Discus Chronologicus – German illustration of the period from the early 1720s, included Cartographies of Time. (Available as a print and as a wall clock.)

Paradoxically, the main challenge of comfort is how to live in the here and now without being distracted by the endless gift. There is great loneliness in our private suffering and especially loneliness in time, because suffering makes us castaways on the present island, so barren and friendless that we stop being able to see the horizon at that time. That is why when it feels impossible to look forward, it is wise to look back – in the past that the present future is a living testimony, for people who also feel that their suffering cannot be saved but they continue to live anyway. Ignatieff writes:

To see ourselves in harmony with history is to restore our connection with the comfort of our ancestors and to find our relationship with their knowledge… Comfort is an act of solidarity in space — to be in a relationship with the bereaved, to help a friend in a difficult time. ; but it is also an act of solidarity over time — we reach back to the dead and find meaning in the words they left behind… These works help us find words for something that has no words, an experience of isolation that binds us to silence.

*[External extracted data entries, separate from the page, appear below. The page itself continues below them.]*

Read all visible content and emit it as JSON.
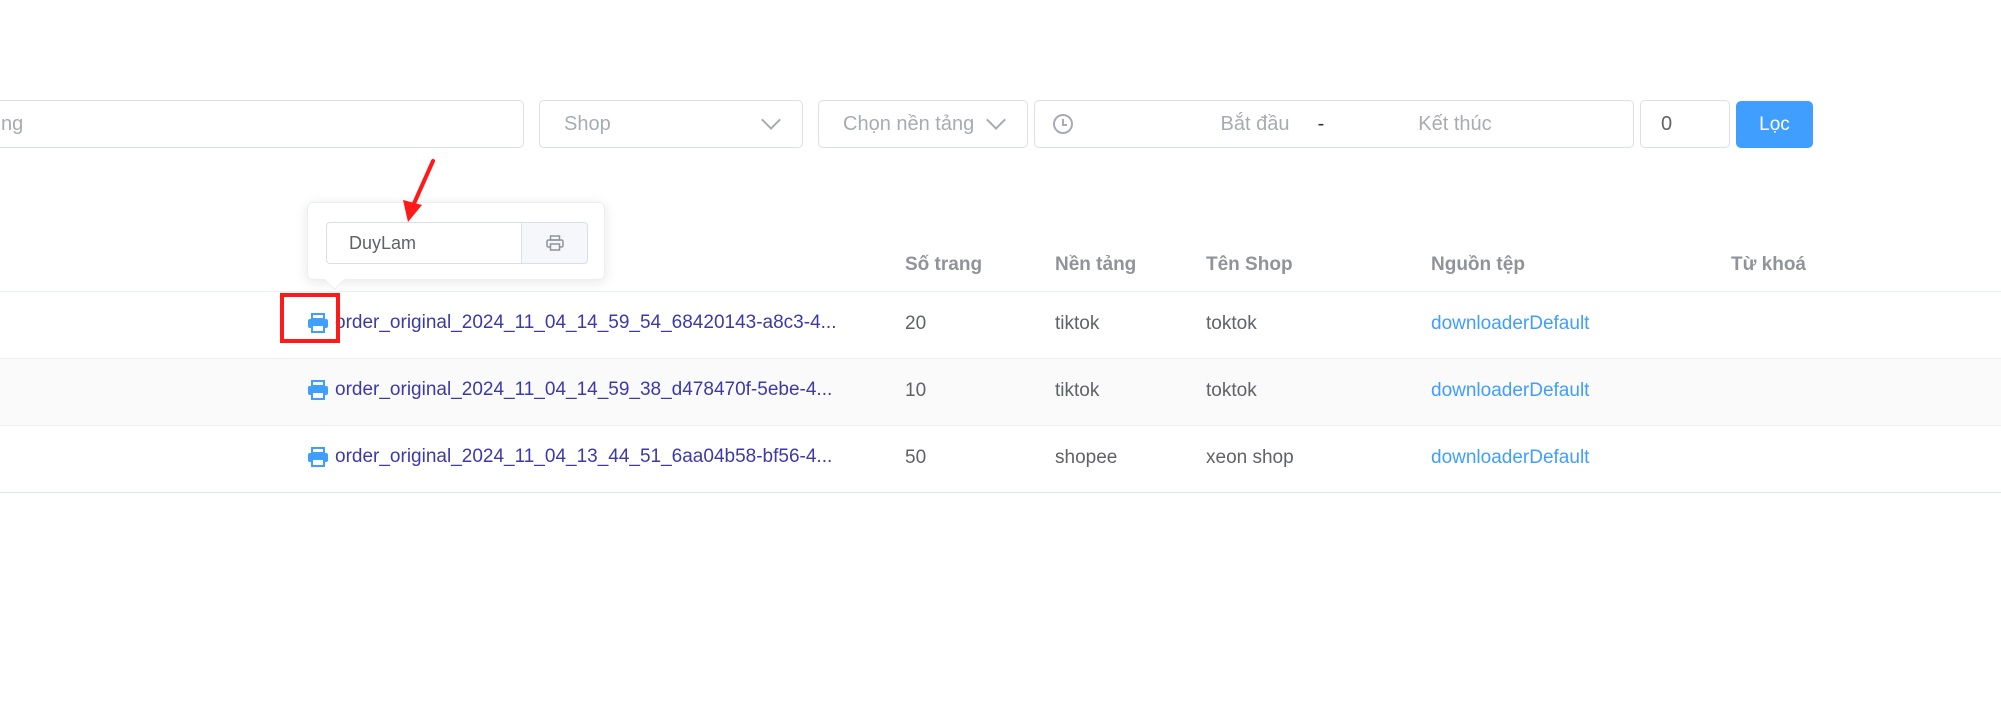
{
  "filters": {
    "search_placeholder": "ng",
    "shop_placeholder": "Shop",
    "platform_placeholder": "Chọn nền tảng",
    "date_start_placeholder": "Bắt đầu",
    "date_separator": "-",
    "date_end_placeholder": "Kết thúc",
    "number_value": "0",
    "filter_button": "Lọc"
  },
  "popover": {
    "input_value": "DuyLam"
  },
  "table": {
    "headers": {
      "pages": "Số trang",
      "platform": "Nền tảng",
      "shop_name": "Tên Shop",
      "source": "Nguồn tệp",
      "keyword": "Từ khoá"
    },
    "rows": [
      {
        "file": "order_original_2024_11_04_14_59_54_68420143-a8c3-4...",
        "pages": "20",
        "platform": "tiktok",
        "shop": "toktok",
        "source": "downloaderDefault"
      },
      {
        "file": "order_original_2024_11_04_14_59_38_d478470f-5ebe-4...",
        "pages": "10",
        "platform": "tiktok",
        "shop": "toktok",
        "source": "downloaderDefault"
      },
      {
        "file": "order_original_2024_11_04_13_44_51_6aa04b58-bf56-4...",
        "pages": "50",
        "platform": "shopee",
        "shop": "xeon shop",
        "source": "downloaderDefault"
      }
    ]
  },
  "colors": {
    "primary": "#409eff",
    "annotation": "#ff1a1a",
    "file_link": "#3d3aa8"
  },
  "icons": {
    "print": "printer-icon",
    "clock": "clock-icon",
    "chevron": "chevron-down-icon"
  }
}
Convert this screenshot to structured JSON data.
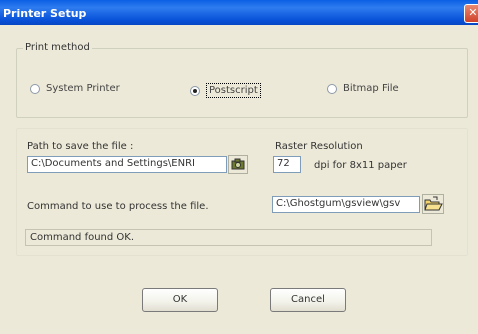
{
  "window": {
    "title": "Printer Setup"
  },
  "print_method": {
    "legend": "Print method",
    "options": [
      {
        "label": "System Printer",
        "checked": false
      },
      {
        "label": "Postscript",
        "checked": true
      },
      {
        "label": "Bitmap File",
        "checked": false
      }
    ]
  },
  "output": {
    "path_label": "Path to save the file :",
    "path_value": "C:\\Documents and Settings\\ENRI",
    "raster_label": "Raster Resolution",
    "raster_value": "72",
    "raster_unit": "dpi for 8x11 paper",
    "command_label": "Command to use to process the file.",
    "command_value": "C:\\Ghostgum\\gsview\\gsv",
    "status_text": "Command found OK."
  },
  "buttons": {
    "ok": "OK",
    "cancel": "Cancel"
  },
  "icons": {
    "path_browse": "camera-folder-icon",
    "command_browse": "open-folder-icon"
  }
}
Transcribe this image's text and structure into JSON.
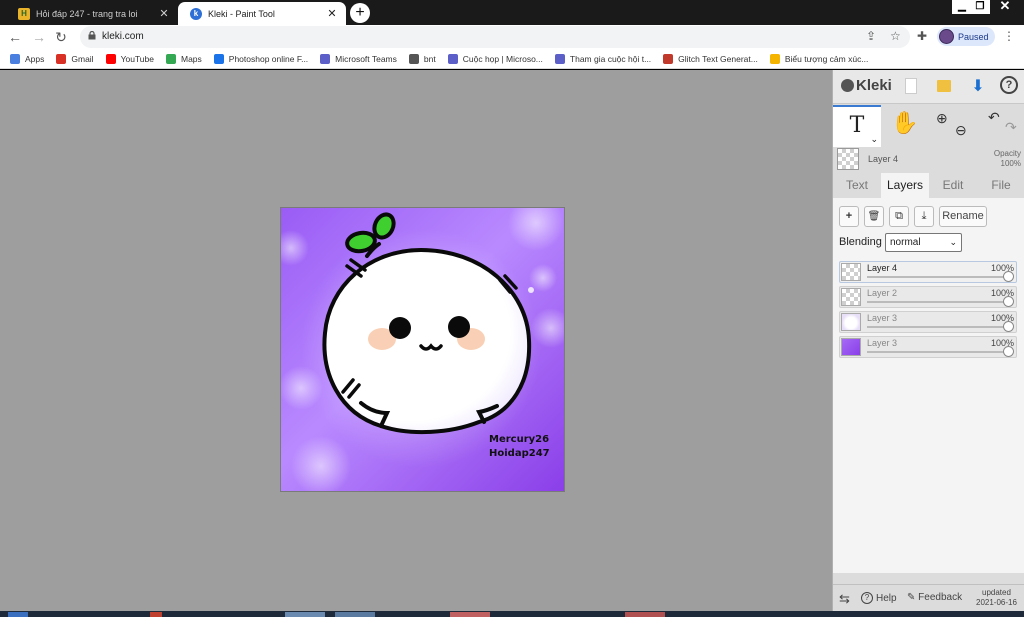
{
  "browser": {
    "tabs": [
      {
        "title": "Hỏi đáp 247 - trang tra loi",
        "close": "✕"
      },
      {
        "title": "Kleki - Paint Tool",
        "close": "✕"
      }
    ],
    "new_tab": "+",
    "window": {
      "minimize": "▁",
      "maximize": "❐",
      "close": "✕"
    },
    "nav": {
      "back": "←",
      "forward": "→",
      "reload": "↻"
    },
    "url": "kleki.com",
    "share": "⇪",
    "star": "☆",
    "extensions": "✚",
    "profile_status": "Paused",
    "menu": "⋮",
    "bookmarks": [
      {
        "label": "Apps",
        "color": "#4a7fe0"
      },
      {
        "label": "Gmail",
        "color": "#d93025"
      },
      {
        "label": "YouTube",
        "color": "#ff0000"
      },
      {
        "label": "Maps",
        "color": "#34a853"
      },
      {
        "label": "Photoshop online F...",
        "color": "#1a73e8"
      },
      {
        "label": "Microsoft Teams",
        "color": "#5b5fc7"
      },
      {
        "label": "bnt",
        "color": "#555555"
      },
      {
        "label": "Cuộc họp | Microso...",
        "color": "#5b5fc7"
      },
      {
        "label": "Tham gia cuộc hội t...",
        "color": "#5b5fc7"
      },
      {
        "label": "Glitch Text Generat...",
        "color": "#c0392b"
      },
      {
        "label": "Biểu tượng cảm xúc...",
        "color": "#f5b400"
      }
    ]
  },
  "artwork": {
    "signature_line1": "Mercury26",
    "signature_line2": "Hoidap247",
    "colors": {
      "bg_light": "#c9a6ff",
      "bg_dark": "#9a4cf0",
      "leaf": "#3fcf2f",
      "blush": "#f8c8a8"
    }
  },
  "panel": {
    "logo": "Kleki",
    "save_icon": "⬇",
    "help_icon": "?",
    "tools": {
      "text": "T",
      "text_chevron": "⌄",
      "hand": "✋",
      "zoom_in": "⊕",
      "zoom_out": "⊖",
      "undo": "↶",
      "redo": "↷"
    },
    "current_layer": {
      "name": "Layer 4",
      "opacity_label": "Opacity",
      "opacity_value": "100%"
    },
    "tabs": [
      "Text",
      "Layers",
      "Edit",
      "File"
    ],
    "layer_buttons": {
      "add": "+",
      "delete": "🗑",
      "duplicate": "⧉",
      "merge": "⤓",
      "rename": "Rename"
    },
    "blending_label": "Blending",
    "blending_value": "normal",
    "blending_caret": "⌄",
    "layers": [
      {
        "name": "Layer 4",
        "opacity": "100%",
        "opacity_fraction": 1.0,
        "active": true
      },
      {
        "name": "Layer 2",
        "opacity": "100%",
        "opacity_fraction": 1.0,
        "active": false
      },
      {
        "name": "Layer 3",
        "opacity": "100%",
        "opacity_fraction": 1.0,
        "active": false
      },
      {
        "name": "Layer 3",
        "opacity": "100%",
        "opacity_fraction": 1.0,
        "active": false
      }
    ],
    "footer": {
      "swap": "⇆",
      "help": "Help",
      "help_q": "?",
      "feedback": "Feedback",
      "updated_label": "updated",
      "updated_date": "2021-06-16"
    }
  }
}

Because comfort is a sign of resignation, which is a form of doubt about possibility, and because hope is the antipode of criticism, comfort and hope are inseparable:

An important element of comfort is hope: the belief that we can recover from loss, defeat and disappointment, and that the time left to us, no matter how short, gives us first chances and, we fail perhaps, but as Beckett said, he fails. better. It is this hope that allows us, even in the face of tragedy, to remain steadfast.

[…]

There is some irreparable loss; some experiences from which we may not fully recover; some scars that heal but do not fade. The challenge of comfort in our times is to endure sorrow, even when we do not find its meaning, and continue to live in hope.

The card that appears Bird Almanac: 100 Fortune Telling Uncertain Daysalso available as a stand-alone text and as notecards.

However, Ignatieff concludes that, no matter how much confirmation we can get from those who lived before us, in the end – as we all eventually find out – “each of us must create a purpose for ourselves and hope to support it.” He writes this creative act of the spirit:

Comfort is a conscious process where we seek an explanation for our loss and at the same time it is a deep unconscious activity, deep in our souls, where we find hope. It is the hardest but also the most rewarding work we do, and we cannot escape it. We cannot live in hope without counting death, or loss and failure.

[…]

In the next stages of recovery, you start feeling sorry for yourself, until it becomes clear that there are worse things in life. In the next phase, you tell yourself that you gave it your best, even though it always hurts to admit that your best wasn't good enough. Then try to let it all go, and find that there isn't a day where you don't wish you weren't smart and delusional. But at the end of this journey, you finally understand … that you have to take ownership of the whole person you once were, be proud of what you tried to do, and take responsibility only for those parts of your failure that were yours alone. . In this slow, circuitous, unconscious way, you find comfort.

Comfort, of course, does not always last, it needs to be strengthened and rethought if it will finally support and anchor us, because in each of us there is a pendulum that keeps swinging between hope and despair. Deep comfort is found when we stop identifying with the pendulum and remember that we are time itself, in the hands of which there is no permanent state and no sense of finality.

The card that appears Bird Almanac: 100 Fortune Telling Uncertain Daysalso available as a stand-alone text and as notecards.